A prefeitura garantiu que todo o processo para aquisição de medicamentos transcorreu dentro da normalidade, negou a existência de má-fé e considerou bravatas as denúncias do vereador, expostas nas redes sociais. Ainda no dia 22, o vereador Professor Pierre, em entrevista exclusiva ao jornalista Guilherme Alt, afirmou que conseguia provar com farta documentação tudo o que expôs e foi categórico ao dizer que "o prefeito Renato Bravo sabia de todo o esquema”.

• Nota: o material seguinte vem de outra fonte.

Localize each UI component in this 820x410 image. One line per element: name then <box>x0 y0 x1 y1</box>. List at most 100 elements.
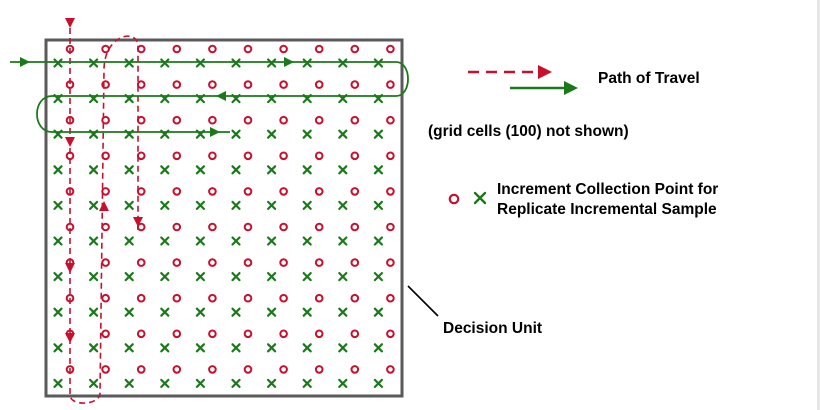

No dia 24 de janeiro de 2020, os vereadores Professor Pierre, Zezinho do Caminhão, Johnny Maycon, Marcinho Alves e Wellington Moreira detalharam a investigação conduzida por eles que pautou a ação da PF. Em 27 de fevereiro, a cidade tem o primeiro caso suspeito de coronavírus e um mês depois, a direção do Hospital da Unimed Nova Friburgo emitia um comunicado em que confirmava o primeiro caso positivo para a doença, que ainda aguarda contraprova. Mesmo após o comunicado, a prefeitura até o momento não confirmou o caso em seus dados e não notificou o Governo do Estado. Nas estatísticas, até o fechamento desta reportagem, Nova Friburgo ainda não aparece na lista de cidades com casos confirmados para Covid-19 no estado.